The use of the extractable cores is especially advantageous to the configuration of the final sections of the intake channels toward the outlets at the cylinder end. In this area a modification of the air guidance geometry of the intake channels can be achieved, resulting in many possibilities for influencing the air stream. Due to this nearness to the cylinder ports, streamlining measures in this portion of the intake duct are especially effective.
A variant of the intake duct that is especially advantageous in regard to production will result from making the said opening to the interstitial spaces as a cut-out which opens into the plane of the outlets provided. This opening can be formed by the extractable core without any undercutting. The opening is partially formed by the cylinder head after the intake duct has been mounted on it.
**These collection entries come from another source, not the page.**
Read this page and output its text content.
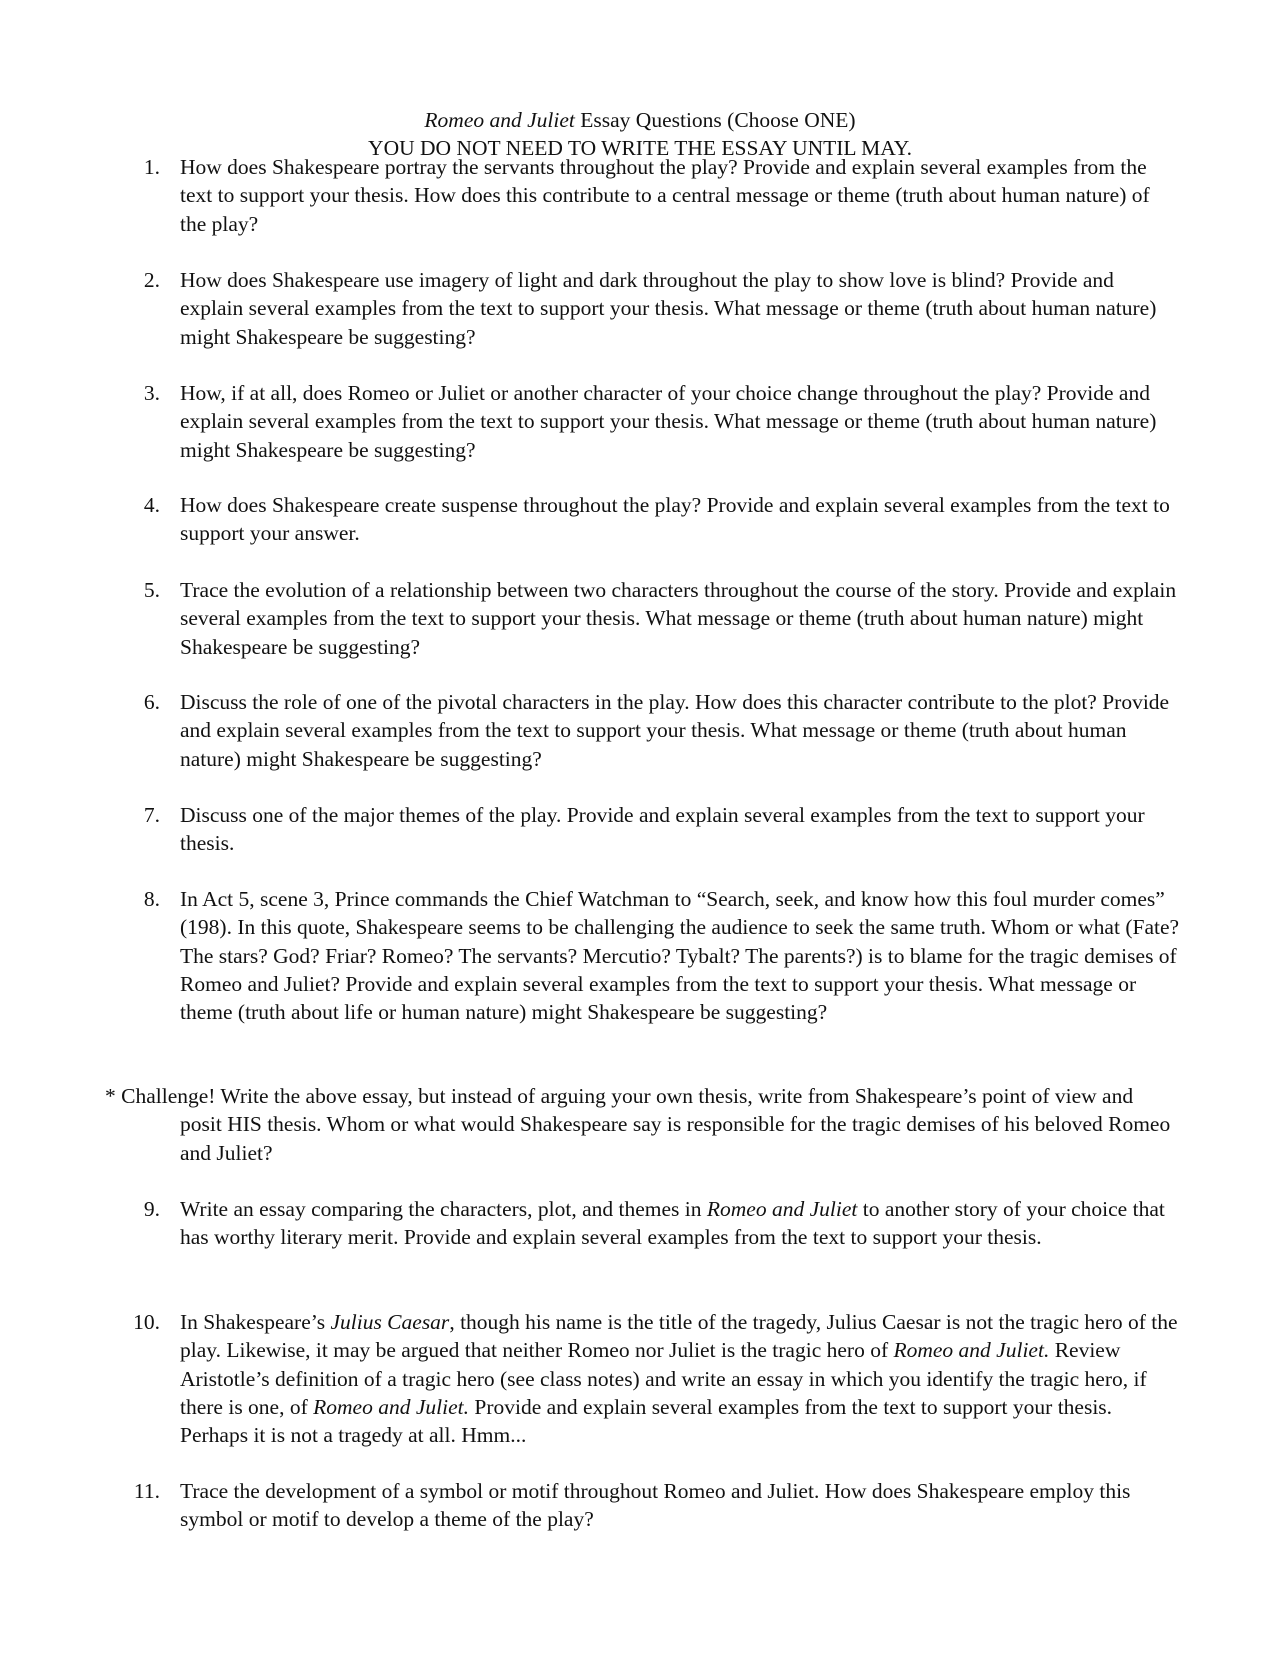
Romeo and Juliet Essay Questions (Choose ONE)
YOU DO NOT NEED TO WRITE THE ESSAY UNTIL MAY.

1. How does Shakespeare portray the servants throughout the play? Provide and explain several examples from the text to support your thesis. How does this contribute to a central message or theme (truth about human nature) of the play?

2. How does Shakespeare use imagery of light and dark throughout the play to show love is blind? Provide and explain several examples from the text to support your thesis. What message or theme (truth about human nature) might Shakespeare be suggesting?

3. How, if at all, does Romeo or Juliet or another character of your choice change throughout the play? Provide and explain several examples from the text to support your thesis. What message or theme (truth about human nature) might Shakespeare be suggesting?

4. How does Shakespeare create suspense throughout the play? Provide and explain several examples from the text to support your answer.

5. Trace the evolution of a relationship between two characters throughout the course of the story. Provide and explain several examples from the text to support your thesis. What message or theme (truth about human nature) might Shakespeare be suggesting?

6. Discuss the role of one of the pivotal characters in the play. How does this character contribute to the plot? Provide and explain several examples from the text to support your thesis. What message or theme (truth about human nature) might Shakespeare be suggesting?

7. Discuss one of the major themes of the play. Provide and explain several examples from the text to support your thesis.

8. In Act 5, scene 3, Prince commands the Chief Watchman to “Search, seek, and know how this foul murder comes” (198). In this quote, Shakespeare seems to be challenging the audience to seek the same truth. Whom or what (Fate? The stars? God? Friar? Romeo? The servants? Mercutio? Tybalt? The parents?) is to blame for the tragic demises of Romeo and Juliet? Provide and explain several examples from the text to support your thesis. What message or theme (truth about life or human nature) might Shakespeare be suggesting?

* Challenge! Write the above essay, but instead of arguing your own thesis, write from Shakespeare’s point of view and posit HIS thesis. Whom or what would Shakespeare say is responsible for the tragic demises of his beloved Romeo and Juliet?

9. Write an essay comparing the characters, plot, and themes in Romeo and Juliet to another story of your choice that has worthy literary merit. Provide and explain several examples from the text to support your thesis.

10. In Shakespeare’s Julius Caesar, though his name is the title of the tragedy, Julius Caesar is not the tragic hero of the play. Likewise, it may be argued that neither Romeo nor Juliet is the tragic hero of Romeo and Juliet. Review Aristotle’s definition of a tragic hero (see class notes) and write an essay in which you identify the tragic hero, if there is one, of Romeo and Juliet. Provide and explain several examples from the text to support your thesis. Perhaps it is not a tragedy at all. Hmm...

11. Trace the development of a symbol or motif throughout Romeo and Juliet. How does Shakespeare employ this symbol or motif to develop a theme of the play?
The use of different extractable cores in the area of the cylinder head flange of the intake duct especially enables the intake passages to be adapted to variant motor models of different power. Internal combustion engines of lower power require a smaller cross section in the intake channels. In this area it is possible to use extractable cores which produce a smaller intake channel cross section. Since the outer wall of the air intake channel, however, is established by the casting tool that is used, the greater wall thickness that results must be reduced by the said interstitial spaces. In this area the result is a double-walled structure of the intake duct, and the interstices can be used as described to influence the intake noise, and they can be created in the intake duct without additional manufacturing cost. This has the additional advantage that, in motors of lower power, an additional noise-suppressing effect is produced. Especially in the case of lower-power motors other noise-suppressing measures frequently need to be avoided for reasons of cost. The utilization of the intermediate spaces offers a lower-cost alternative.
The method according to claim 9 is suitable for producing the described intake duct with the aid of the casting tool according to the invention. Before the intake duct or the intake duct shell in produced, the appropriate extractable cores are selected and secured in the casting mold. The parts of the mold are assembled and then injected with the intake duct material. Especially, synthetic resin material is used for this purpose. After the cast material has cooled the component can be removed from the mold. In the course of this, the extractable cores can be removed individually, if desired. In the case of multi-part extractable cores it is even possible to remove the core parts individually.